En principe, seules les demandes des personnes qui justifient d’un domicile effectif dans votre département doivent être enregistrées et instruites. Dans ce cadre, vous pourrez prendre en compte la domiciliation des étrangers pris en charge et hébergés effectivement par des associations agréées.
Si la première analyse des situations soumises révèle que certains étrangers ont déjà déposé des demandes auprès d’une autre préfecture et sont connus de l’application AGDREF, il vous appartient de vous assurer qu’ils sont désormais effectivement domiciliés dans votre département. A défaut, vous les inviterez à déposer une demande de réexamen auprès de la préfecture de leur lieu de domicile.

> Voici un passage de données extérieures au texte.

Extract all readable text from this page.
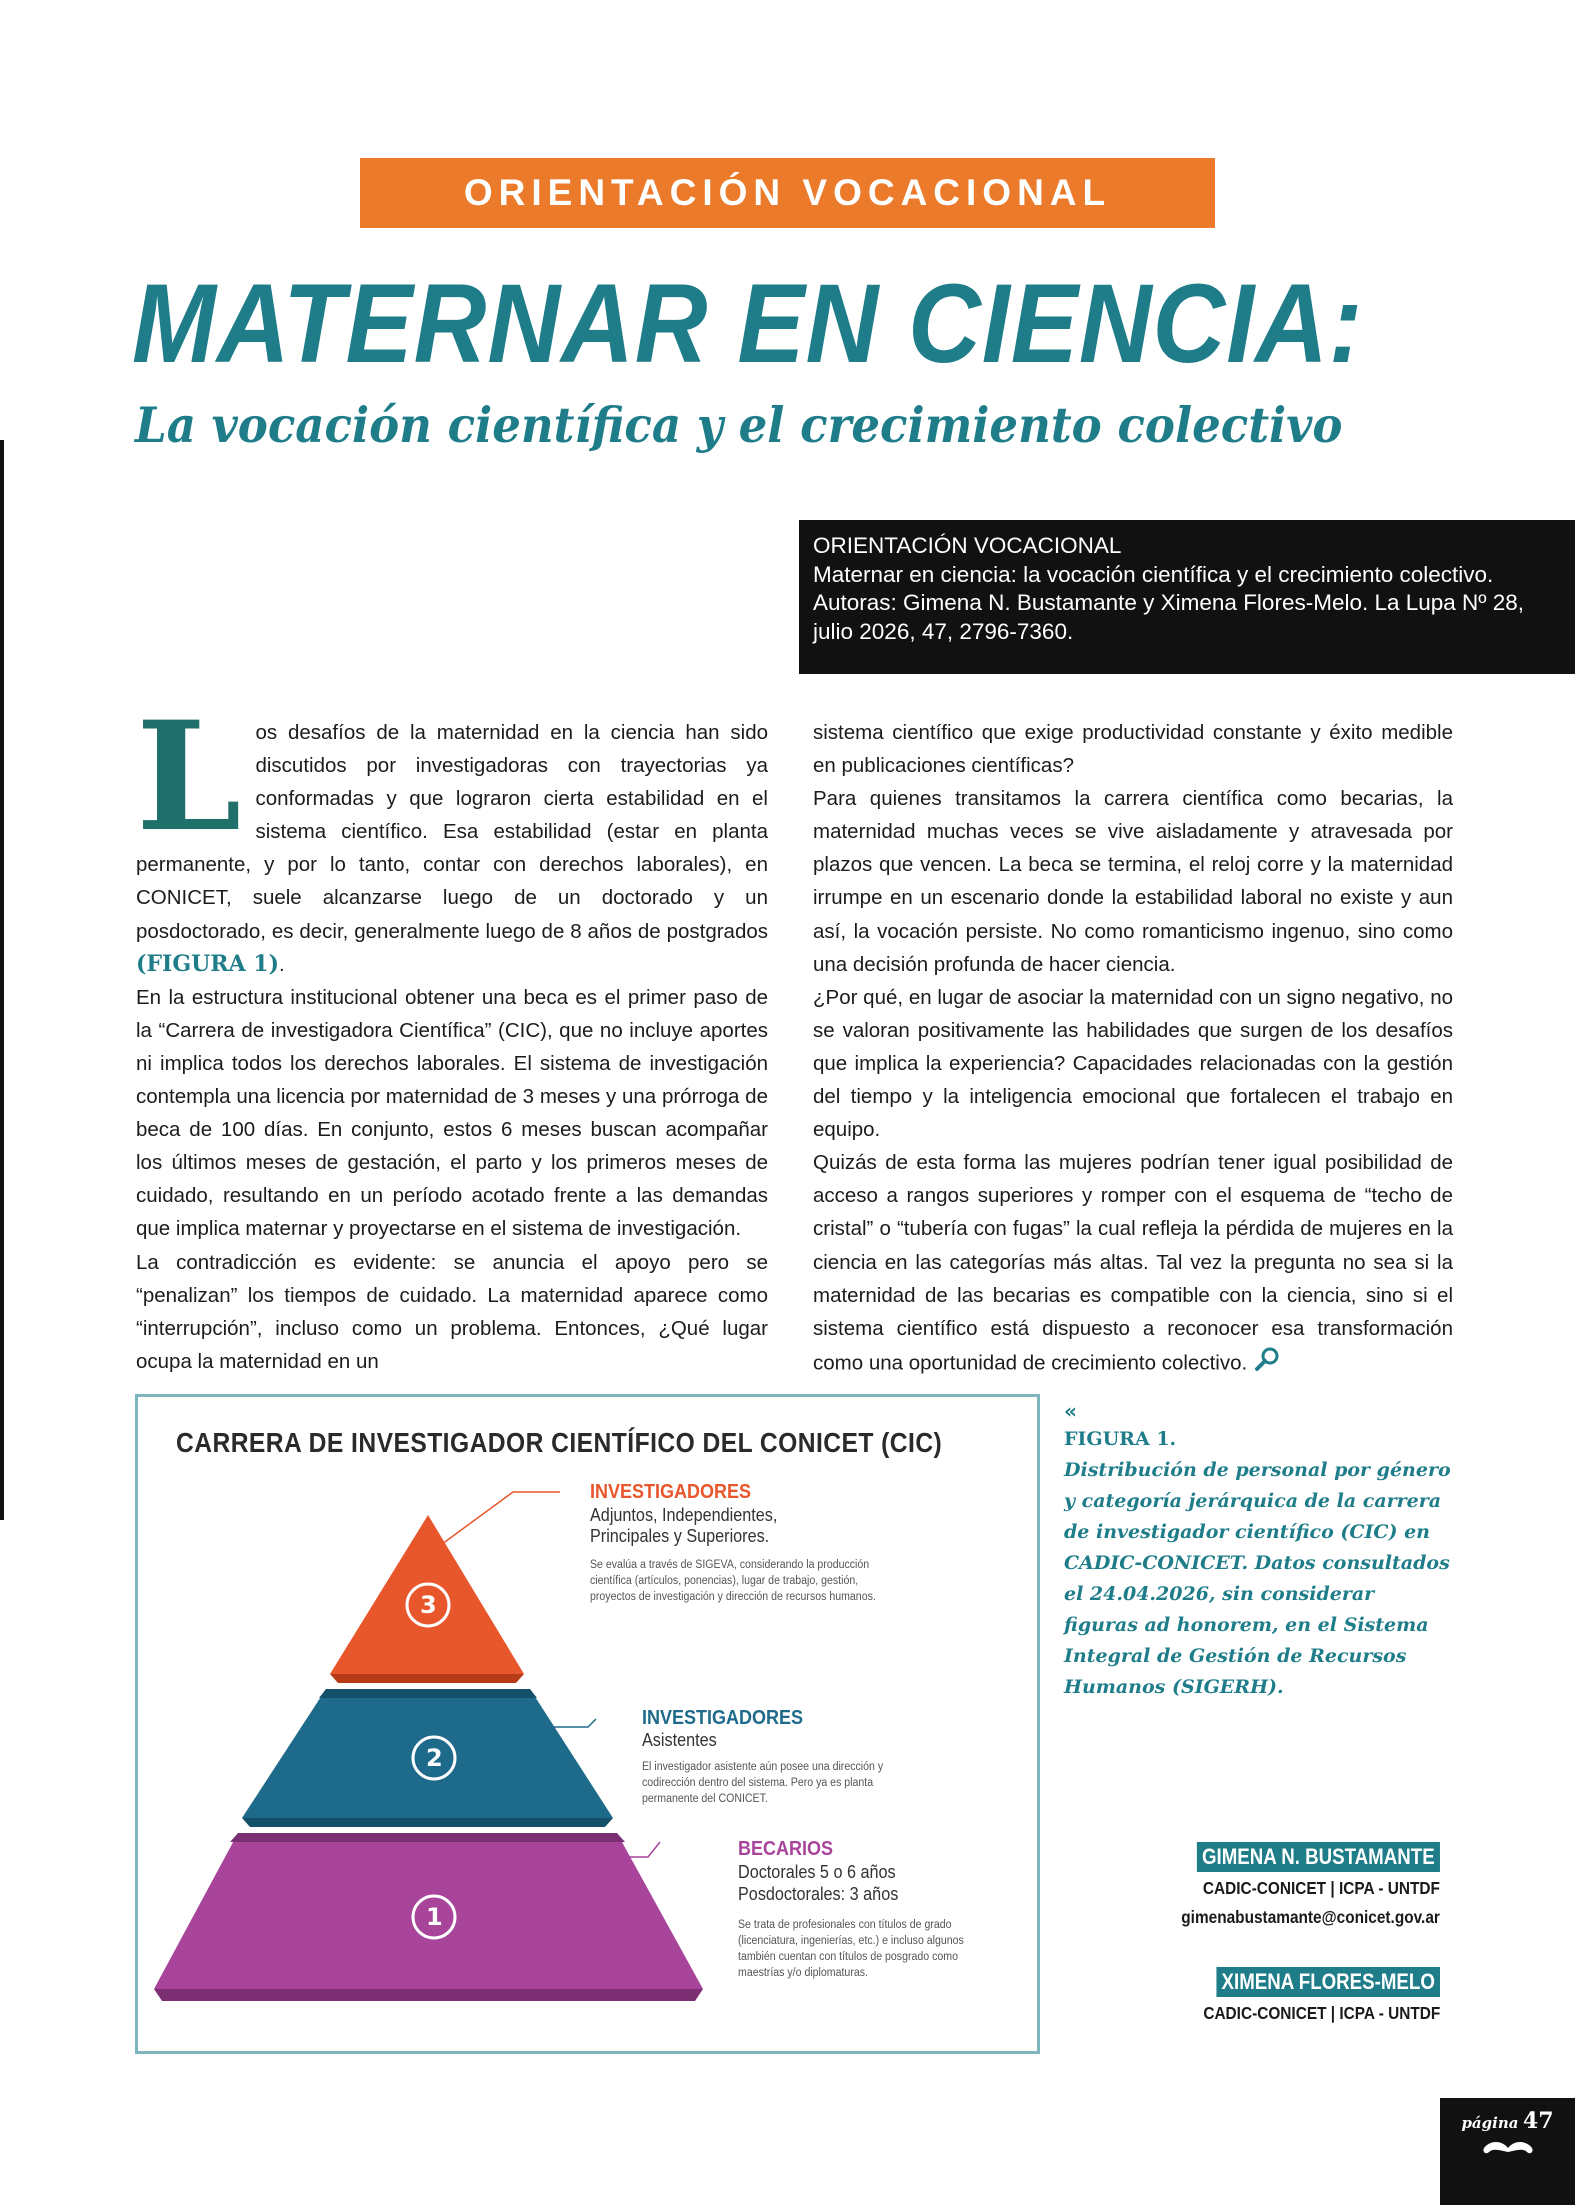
ORIENTACIÓN VOCACIONAL
MATERNAR EN CIENCIA:
La vocación científica y el crecimiento colectivo
ORIENTACIÓN VOCACIONAL
Maternar en ciencia: la vocación científica y el crecimiento colectivo. Autoras: Gimena N. Bustamante y Ximena Flores-Melo. La Lupa Nº 28, julio 2026, 47, 2796-7360.

Los desafíos de la maternidad en la ciencia han sido discutidos por investigadoras con trayectorias ya conformadas y que lograron cierta estabilidad en el sistema científico. Esa estabilidad (estar en planta permanente, y por lo tanto, contar con derechos laborales), en CONICET, suele alcanzarse luego de un doctorado y un posdoctorado, es decir, generalmente luego de 8 años de postgrados (FIGURA 1).

En la estructura institucional obtener una beca es el primer paso de la “Carrera de investigadora Científica” (CIC), que no incluye aportes ni implica todos los derechos laborales. El sistema de investigación contempla una licencia por maternidad de 3 meses y una prórroga de beca de 100 días. En conjunto, estos 6 meses buscan acompañar los últimos meses de gestación, el parto y los primeros meses de cuidado, resultando en un período acotado frente a las demandas que implica maternar y proyectarse en el sistema de investigación.

La contradicción es evidente: se anuncia el apoyo pero se “penalizan” los tiempos de cuidado. La maternidad aparece como “interrupción”, incluso como un problema. Entonces, ¿Qué lugar ocupa la maternidad en un

sistema científico que exige productividad constante y éxito medible en publicaciones científicas?

Para quienes transitamos la carrera científica como becarias, la maternidad muchas veces se vive aisladamente y atravesada por plazos que vencen. La beca se termina, el reloj corre y la maternidad irrumpe en un escenario donde la estabilidad laboral no existe y aun así, la vocación persiste. No como romanticismo ingenuo, sino como una decisión profunda de hacer ciencia.

¿Por qué, en lugar de asociar la maternidad con un signo negativo, no se valoran positivamente las habilidades que surgen de los desafíos que implica la experiencia? Capacidades relacionadas con la gestión del tiempo y la inteligencia emocional que fortalecen el trabajo en equipo.

Quizás de esta forma las mujeres podrían tener igual posibilidad de acceso a rangos superiores y romper con el esquema de “techo de cristal” o “tubería con fugas” la cual refleja la pérdida de mujeres en la ciencia en las categorías más altas. Tal vez la pregunta no sea si la maternidad de las becarias es compatible con la ciencia, sino si el sistema científico está dispuesto a reconocer esa transformación como una oportunidad de crecimiento colectivo.

CARRERA DE INVESTIGADOR CIENTÍFICO DEL CONICET (CIC)
3
2
1
INVESTIGADORES
Adjuntos, Independientes,
Principales y Superiores.
Se evalúa a través de SIGEVA, considerando la producción científica (artículos, ponencias), lugar de trabajo, gestión, proyectos de investigación y dirección de recursos humanos.
INVESTIGADORES
Asistentes
El investigador asistente aún posee una dirección y codirección dentro del sistema. Pero ya es planta permanente del CONICET.
BECARIOS
Doctorales 5 o 6 años
Posdoctorales: 3 años
Se trata de profesionales con títulos de grado (licenciatura, ingenierías, etc.) e incluso algunos también cuentan con títulos de posgrado como maestrías y/o diplomaturas.
«
FIGURA 1.
Distribución de personal por género y categoría jerárquica de la carrera de investigador científico (CIC) en CADIC-CONICET. Datos consultados el 24.04.2026, sin considerar figuras ad honorem, en el Sistema Integral de Gestión de Recursos Humanos (SIGERH).
GIMENA N. BUSTAMANTE
CADIC-CONICET | ICPA - UNTDF
gimenabustamante@conicet.gov.ar
XIMENA FLORES-MELO
CADIC-CONICET | ICPA - UNTDF
página 47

1.3 La prise en compte des demandes de réexamen des dossiers
Les demandes d’admission au séjour ayant préalablement fait l’objet d’un refus de votre part avant l’entrée en vigueur de la présente circulaire, et quelle que soit l’ancienneté de votre décision, devront faire l’objet, au stade de la réception des dossiers, d’une première vérification au regard des critères établis ci-après, notamment des conditions de durée et de stabilité de la résidence habituelle en France dont peut se prévaloir le demandeur, ainsi que de ses attaches personnelles et familiales.
Il ne s’agit cependant pas de consacrer un droit général et absolu au réexamen de situations qui se traduirait, notamment, par le report systématique de l’exécution des mesures d’éloignement prononcées à l’encontre des intéressés. Ainsi, vos services inviteront les intéressés, à accompagner leur dossier d’éléments d’information suffisants (nom, adresse, justificatifs de motifs d’admission au séjour) de nature à permettre d’identifier les démarches manifestement abusives, considérées comme un détournement de procédure à caractère dilatoire, effectuées dans l’unique vue de faire échec à une mesure d’éloignement exécutoire.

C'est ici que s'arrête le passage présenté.